Hasan, M. T., Friedrich, R. W., Euler, T., Larkum, M. E., Giese, G., Both, M., et al. (2004). Functional fluorescent Ca2+ indicator proteins in transgenic mice under TET control. PLoS Biology, 2(6): e163, pp. 763-775. doi:10.1371/journal.pbio.0020163.


Cite as: http://hdl.handle.net/11858/00-001M-0000-002A-26D8-7
Abstract
Genetically encoded fluorescent calcium indicator proteins (FCIPs) are promising tools to study calcium dynamics in many activity-dependent molecular and cellular processes.
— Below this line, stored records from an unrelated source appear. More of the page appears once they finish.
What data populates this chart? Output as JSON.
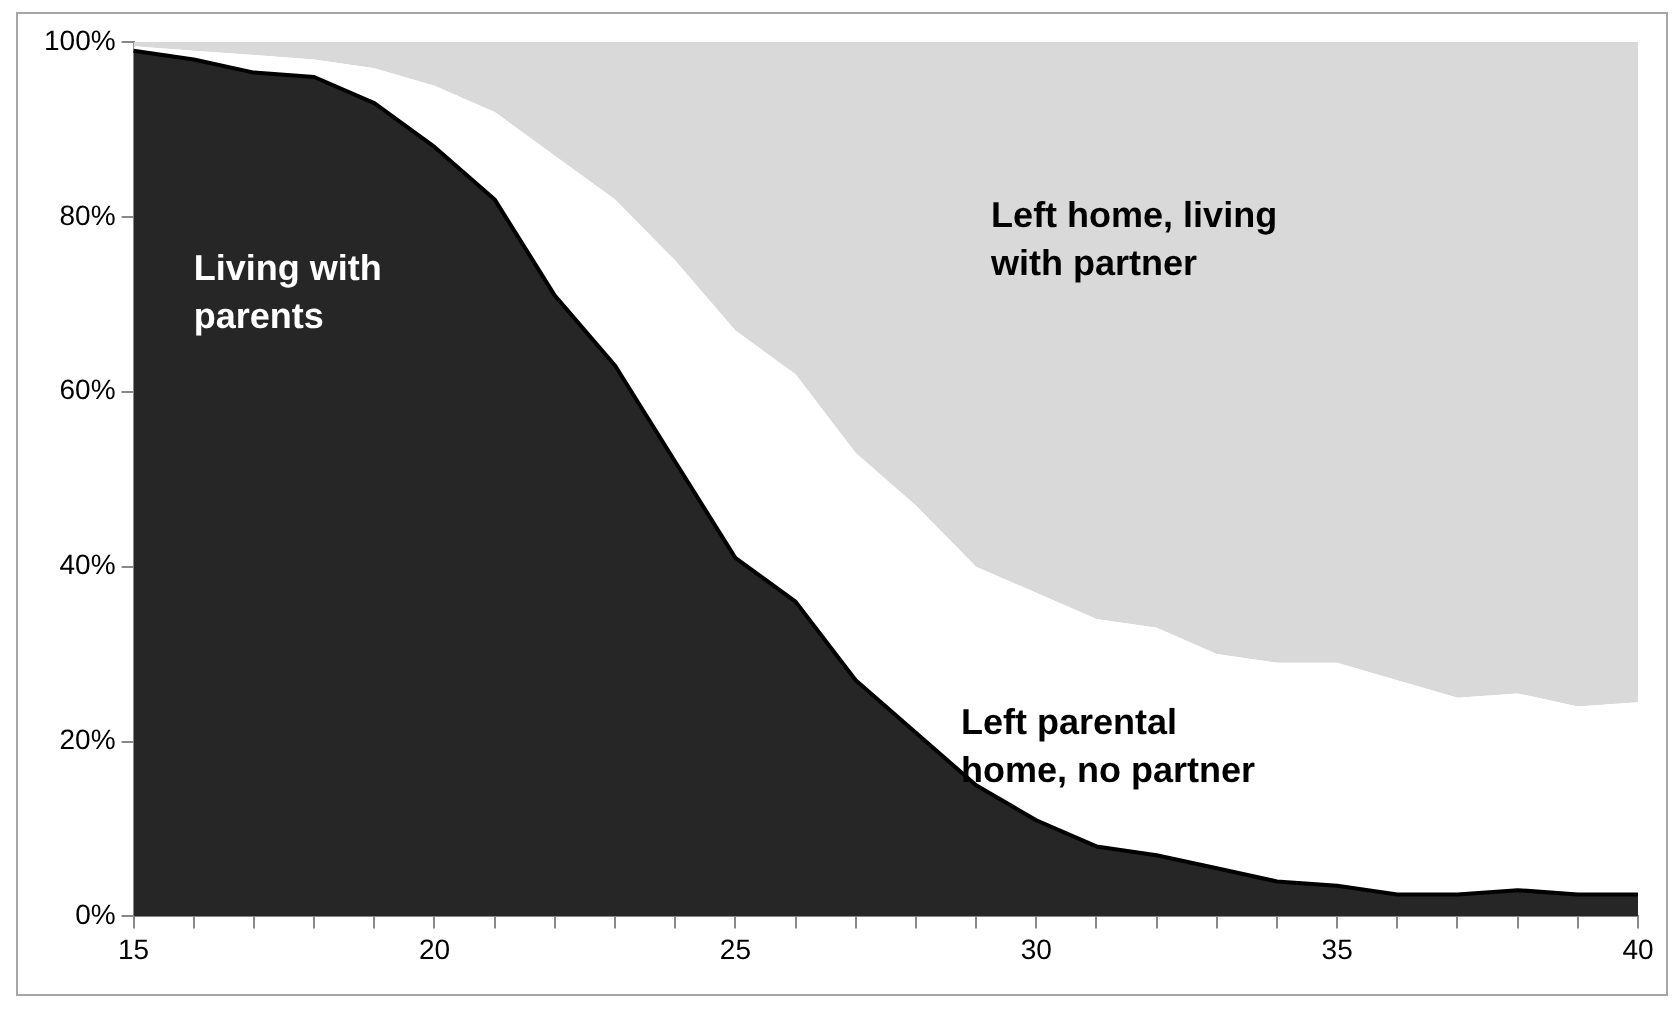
{
  "chart_data": {
    "type": "area",
    "stacked": true,
    "legend": false,
    "grid": false,
    "marker": "none",
    "x": [
      15,
      16,
      17,
      18,
      19,
      20,
      21,
      22,
      23,
      24,
      25,
      26,
      27,
      28,
      29,
      30,
      31,
      32,
      33,
      34,
      35,
      36,
      37,
      38,
      39,
      40
    ],
    "xlim": [
      15,
      40
    ],
    "xticks": [
      15,
      {
        "value": 16,
        "label": null
      },
      {
        "value": 17,
        "label": null
      },
      {
        "value": 18,
        "label": null
      },
      {
        "value": 19,
        "label": null
      },
      20,
      {
        "value": 21,
        "label": null
      },
      {
        "value": 22,
        "label": null
      },
      {
        "value": 23,
        "label": null
      },
      {
        "value": 24,
        "label": null
      },
      25,
      {
        "value": 26,
        "label": null
      },
      {
        "value": 27,
        "label": null
      },
      {
        "value": 28,
        "label": null
      },
      {
        "value": 29,
        "label": null
      },
      30,
      {
        "value": 31,
        "label": null
      },
      {
        "value": 32,
        "label": null
      },
      {
        "value": 33,
        "label": null
      },
      {
        "value": 34,
        "label": null
      },
      35,
      {
        "value": 36,
        "label": null
      },
      {
        "value": 37,
        "label": null
      },
      {
        "value": 38,
        "label": null
      },
      {
        "value": 39,
        "label": null
      },
      40
    ],
    "ylim": [
      0,
      100
    ],
    "yticks": [
      {
        "value": 0,
        "label": "0%"
      },
      {
        "value": 20,
        "label": "20%"
      },
      {
        "value": 40,
        "label": "40%"
      },
      {
        "value": 60,
        "label": "60%"
      },
      {
        "value": 80,
        "label": "80%"
      },
      {
        "value": 100,
        "label": "100%"
      }
    ],
    "series": [
      {
        "name": "Living with parents",
        "color": "#262626",
        "values": [
          99,
          98,
          96.5,
          96,
          93,
          88,
          82,
          71,
          63,
          52,
          41,
          36,
          27,
          21,
          15,
          11,
          8,
          7,
          5.5,
          4,
          3.5,
          2.5,
          2.5,
          3,
          2.5,
          2.5
        ]
      },
      {
        "name": "Left parental home, no partner",
        "color": "#ffffff",
        "values": [
          0.5,
          1,
          2,
          2,
          4,
          7,
          10,
          16,
          19,
          23,
          26,
          26,
          26,
          26,
          25,
          26,
          26,
          26,
          24.5,
          25,
          25.5,
          24.5,
          22.5,
          22.5,
          21.5,
          22
        ]
      },
      {
        "name": "Left home, living with partner",
        "color": "#d9d9d9",
        "values": [
          0.5,
          1,
          1.5,
          2,
          3,
          5,
          8,
          13,
          18,
          25,
          33,
          38,
          47,
          53,
          60,
          63,
          66,
          67,
          70,
          71,
          71,
          73,
          75,
          74.5,
          76,
          75.5
        ]
      }
    ]
  }
}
Great hopes-for the measurement of population activity, in particular-have therefore been placed on calcium indicators derived from the green fluorescent protein and their expression in (selected) neuronal populations. Calcium transients can rise within milliseconds, making them suitable as reporters of fast neuronal activity. We here report the production of stable transgenic mouse lines with two different functional calcium indicators, inverse pericam and camgaroo-2, under the control of the tetracycline-inducible promoter. Using a variety of in vitro and in vivo assays, we find that stimuli known to increase intracellular calcium concentration (somatically triggered action potentials (APs) and synaptic and sensory stimulation) can cause substantial and rapid changes in FCIP fluorescence of inverse pericam and camgaroo-2.